Q11 (c) When a tiny circular obstacle is placed in the path of light from a distant source, a bright spot is seen at the centre of the shadow of the obstacle. Explain why?

Answer:

A bright spot is seen at the centre of the shadow of the obstacle because wave diffracted from the edge of a circular obstacle interfere constructively at the centre of the shadow producing the bright spot.

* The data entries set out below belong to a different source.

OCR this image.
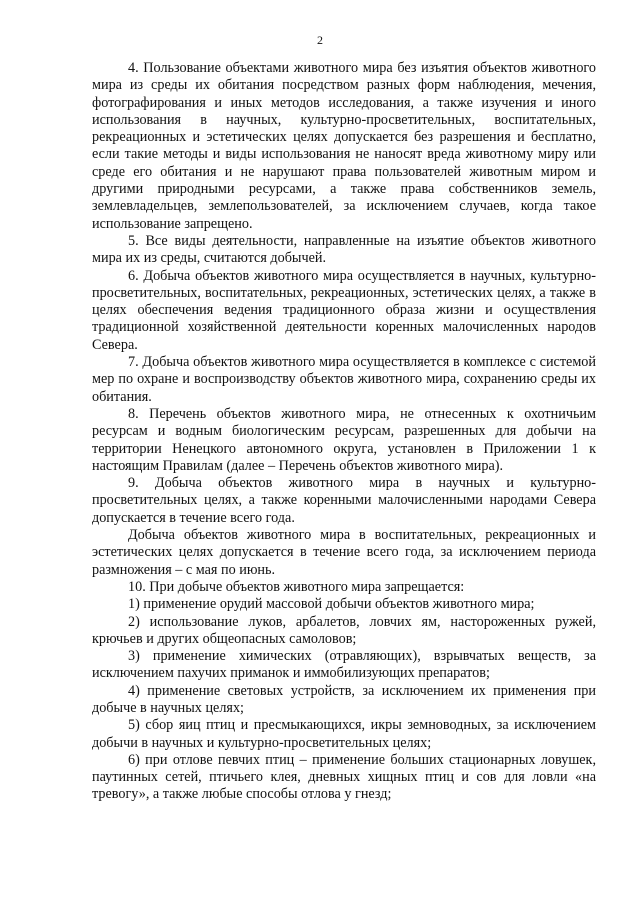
2

4. Пользование объектами животного мира без изъятия объектов животного мира из среды их обитания посредством разных форм наблюдения, мечения, фотографирования и иных методов исследования, а также изучения и иного использования в научных, культурно-просветительных, воспитательных, рекреационных и эстетических целях допускается без разрешения и бесплатно, если такие методы и виды использования не наносят вреда животному миру или среде его обитания и не нарушают права пользователей животным миром и другими природными ресурсами, а также права собственников земель, землевладельцев, землепользователей, за исключением случаев, когда такое использование запрещено.

5. Все виды деятельности, направленные на изъятие объектов животного мира их из среды, считаются добычей.

6. Добыча объектов животного мира осуществляется в научных, культурно-просветительных, воспитательных, рекреационных, эстетических целях, а также в целях обеспечения ведения традиционного образа жизни и осуществления традиционной хозяйственной деятельности коренных малочисленных народов Севера.

7. Добыча объектов животного мира осуществляется в комплексе с системой мер по охране и воспроизводству объектов животного мира, сохранению среды их обитания.

8. Перечень объектов животного мира, не отнесенных к охотничьим ресурсам и водным биологическим ресурсам, разрешенных для добычи на территории Ненецкого автономного округа, установлен в Приложении 1 к настоящим Правилам (далее – Перечень объектов животного мира).

9. Добыча объектов животного мира в научных и культурно-просветительных целях, а также коренными малочисленными народами Севера допускается в течение всего года.

Добыча объектов животного мира в воспитательных, рекреационных и эстетических целях допускается в течение всего года, за исключением периода размножения – с мая по июнь.

10. При добыче объектов животного мира запрещается:

1) применение орудий массовой добычи объектов животного мира;

2) использование луков, арбалетов, ловчих ям, настороженных ружей, крючьев и других общеопасных самоловов;

3) применение химических (отравляющих), взрывчатых веществ, за исключением пахучих приманок и иммобилизующих препаратов;

4) применение световых устройств, за исключением их применения при добыче в научных целях;

5) сбор яиц птиц и пресмыкающихся, икры земноводных, за исключением добычи в научных и культурно-просветительных целях;

6) при отлове певчих птиц – применение больших стационарных ловушек, паутинных сетей, птичьего клея, дневных хищных птиц и сов для ловли «на тревогу», а также любые способы отлова у гнезд;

Q11 (d) Two students are separated by a 7 m partition wall in a room 10 m high. If both light and sound waves can bend around obstacles, how is it that the students are unable to see each other even though they can converse easily.

Answer:

The size of obstacle should be comparable to the wavelength for diffraction of waves by obstacles, through a large scale.

This comes from

$\sin \theta =\frac{\lambda }{a}$

$\sin \theta =\frac{{10}^{-7}}{10}={10}^{-8}$

This implies $\theta \to 0$

it means the light goes almost unbent and hence students are unable to see each other.

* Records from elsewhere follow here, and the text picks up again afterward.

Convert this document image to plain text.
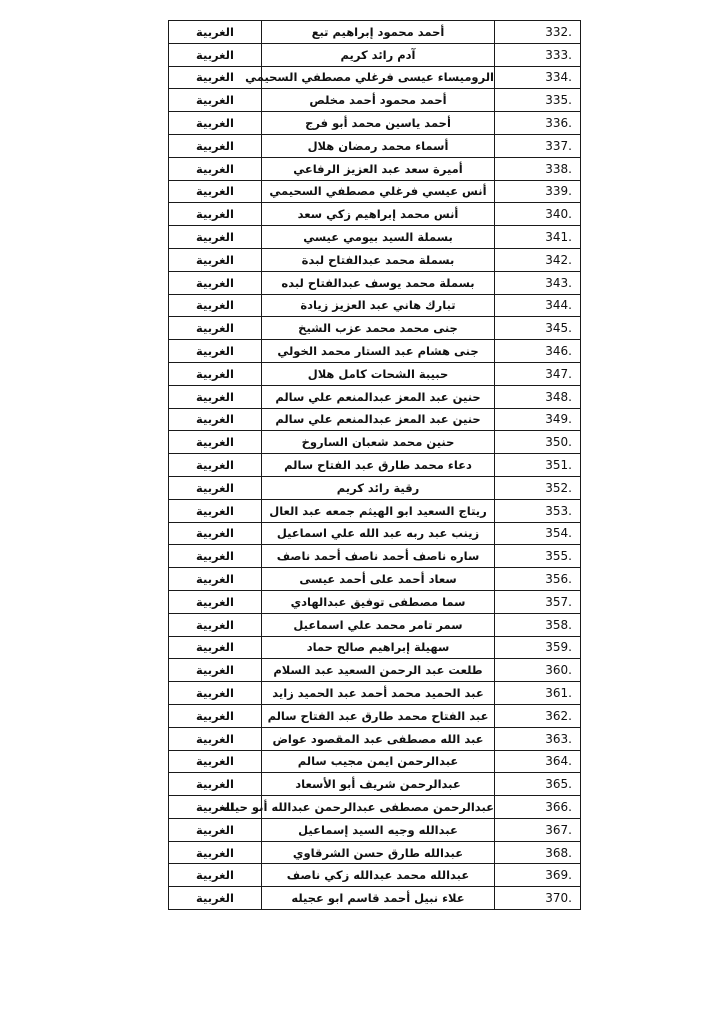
الغربية	أحمد محمود إبراهيم تبع	332.
الغربية	آدم رائد كريم	333.
الغربية	الروميساء عيسى فرغلي مصطفي السحيمي	334.
الغربية	أحمد محمود أحمد مخلص	335.
الغربية	أحمد ياسين محمد أبو فرج	336.
الغربية	أسماء محمد رمضان هلال	337.
الغربية	أميرة سعد عبد العزيز الرفاعي	338.
الغربية	أنس عيسي فرغلي مصطفي السحيمي	339.
الغربية	أنس محمد إبراهيم زكي سعد	340.
الغربية	بسملة السيد بيومي عيسي	341.
الغربية	بسملة محمد عبدالفتاح لبدة	342.
الغربية	بسملة محمد يوسف عبدالفتاح لبده	343.
الغربية	تبارك هاني عبد العزيز زيادة	344.
الغربية	جنى محمد محمد عزب الشيخ	345.
الغربية	جنى هشام عبد الستار محمد الخولي	346.
الغربية	حبيبة الشحات كامل هلال	347.
الغربية	حنين عبد المعز عبدالمنعم علي سالم	348.
الغربية	حنين عبد المعز عبدالمنعم علي سالم	349.
الغربية	حنين محمد شعبان الساروخ	350.
الغربية	دعاء محمد طارق عبد الفتاح سالم	351.
الغربية	رقية رائد كريم	352.
الغربية	ريتاج السعيد ابو الهيثم جمعه عبد العال	353.
الغربية	زينب عبد ربه عبد الله علي اسماعيل	354.
الغربية	ساره ناصف أحمد ناصف أحمد ناصف	355.
الغربية	سعاد أحمد على أحمد عيسى	356.
الغربية	سما مصطفى توفيق عبدالهادي	357.
الغربية	سمر تامر محمد علي اسماعيل	358.
الغربية	سهيلة إبراهيم صالح حماد	359.
الغربية	طلعت عبد الرحمن السعيد عبد السلام	360.
الغربية	عبد الحميد محمد أحمد عبد الحميد زايد	361.
الغربية	عبد الفتاح محمد طارق عبد الفتاح سالم	362.
الغربية	عبد الله مصطفى عبد المقصود عواض	363.
الغربية	عبدالرحمن ايمن مجيب سالم	364.
الغربية	عبدالرحمن شريف أبو الأسعاد	365.
الغربية	عبدالرحمن مصطفى عبدالرحمن عبدالله أبو حيله	366.
الغربية	عبدالله وجيه السيد إسماعيل	367.
الغربية	عبدالله طارق حسن الشرقاوي	368.
الغربية	عبدالله محمد عبدالله زكي ناصف	369.
الغربية	علاء نبيل أحمد قاسم ابو عجيله	370.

Q11 (e) Ray optics is based on the assumption that light travels in a straight line. Diffraction effects (observed when light propagates through small apertures/slits or around small obstacles) disprove this assumption. Yet the ray optics assumption is so commonly used in understanding location and several other properties of images in optical instruments. What is the justification?

Answer:

Typical size of the obstacle is much larger than the wavelength of light. Hence the diffraction effect is negligibly small. thus the assumption that light travels in a straight line can be safely used in day to day life.

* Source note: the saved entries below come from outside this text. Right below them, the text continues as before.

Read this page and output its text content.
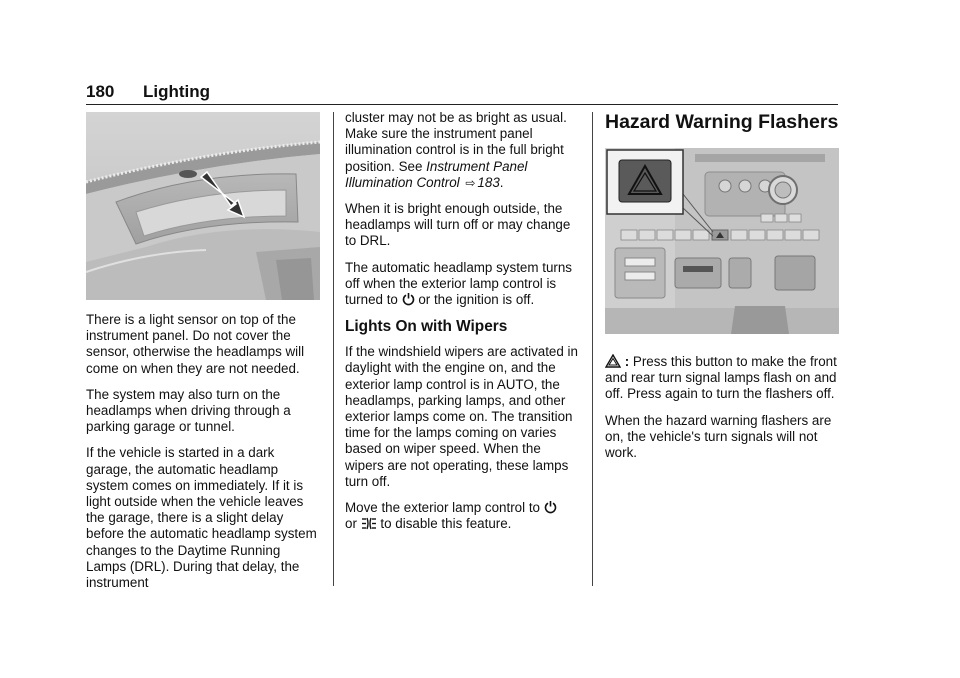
180 Lighting

There is a light sensor on top of the instrument panel. Do not cover the sensor, otherwise the headlamps will come on when they are not needed.

The system may also turn on the headlamps when driving through a parking garage or tunnel.

If the vehicle is started in a dark garage, the automatic headlamp system comes on immediately. If it is light outside when the vehicle leaves the garage, there is a slight delay before the automatic headlamp system changes to the Daytime Running Lamps (DRL). During that delay, the instrument

cluster may not be as bright as usual. Make sure the instrument panel illumination control is in the full bright position. See Instrument Panel Illumination Control ⇨ 183.

When it is bright enough outside, the headlamps will turn off or may change to DRL.

The automatic headlamp system turns off when the exterior lamp control is turned to or the ignition is off.

Lights On with Wipers

If the windshield wipers are activated in daylight with the engine on, and the exterior lamp control is in AUTO, the headlamps, parking lamps, and other exterior lamps come on. The transition time for the lamps coming on varies based on wiper speed. When the wipers are not operating, these lamps turn off.

Move the exterior lamp control to
or to disable this feature.

Hazard Warning Flashers

: Press this button to make the front and rear turn signal lamps flash on and off. Press again to turn the flashers off.

When the hazard warning flashers are on, the vehicle's turn signals will not work.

Q12: Two towers on top of two hills are 40 km apart. The line joining them passes 50 m above a hill halfway between the towers. What is the longest wavelength of radio waves, which can be sent between the towers without appreciable diffraction effects?

Answer:

Given,

Distance between two towers = 40km

size of aperture = $a=50m$

Now,

As we know

Fresnel's distance is equal to half of the distance between towers

$Z_f=\frac{40}{2}=20km$

Also from the formula:

$Z_f=\frac{a^2}{\lambda }=20m$

$\lambda =\frac{a^2}{Z_f}=\frac{{50}^2}{20\ast {10}^3}=12.5cm$

Hence this is the required longest wavelength of the radio wave, which can be sent in between the towers without considerable diffraction effect.

Q13: A parallel beam of light of wavelength 500 nm falls on a narrow slit and the resulting diffraction pattern is observed on a screen 1 m away. It is observed that the first minimum is at a distance of 2.5 mm from the centre of the screen. Find the width of the slit.

Answer:

Given

The distance of the screen from the slit, $D=1m$

The distance of the first minimum $X_1=2.5mm={10}^{-3}=2.5\ast {10}^{-3}mm$

The wavelength of the light $\lambda =500nm=500\ast {10}^{-9}m$

Now,

As we know,

$X_n=n\frac{\lambda D}{d}$

$d=n\frac{\lambda D}{X_n}=1\ast \frac{500\ast {10}^{-9}\ast 1}{2.5\ast {10}^{-3}}=2\ast {10}^{-4}m=0.2mm$

Hence, the width of the slit is 0.2 mm.

Q14 (a) When a low flying aircraft passes overhead, we sometimes notice a slight shaking of the picture on our TV screen. Suggest a possible explanation.

Answer:

When a low flying aircraft passes overhead, we notice slight shaking in pictures of the TV. This is because aircraft interferes with signals and reflects it. So the shaking we see is the interference of direct signal and reflected signal.

Q14 (b) As you have learnt in the text, the principle of linear superposition of wave displacement is basic to understanding intensity distributions in diffraction and interference patterns. What is the justification of this principle?

Answer:

The superposition principle comes from the linear character of the differential equation of wavemotion.that is if $x_1$ and $x_2$ are the solution of any wave equation, then linear combination of $x_1$ and $x_2$ is also the solution of the wave equation.

Q15: In deriving the single slit diffraction pattern, it was stated that the intensity is zero at angles of $\frac{n\lambda }{a}$ . Justify this by suitably dividing the slit to bring out the cancellation.

Answer:

Let the width of the slit $b$ be divided into n equal parts so that

$b^{\prime }=\frac{b}{n}$

$b=b^{\prime }n$

Now,

$\theta =\frac{n\lambda }{b}=\frac{n\lambda }{b^{\prime }n}=\frac{\lambda }{b^{\prime }}$

At this angle, each slit will make the first diffraction minimum. therefore the resultant intensity for all the slits will be zero at the angle of $\frac{n\lambda }{b}$.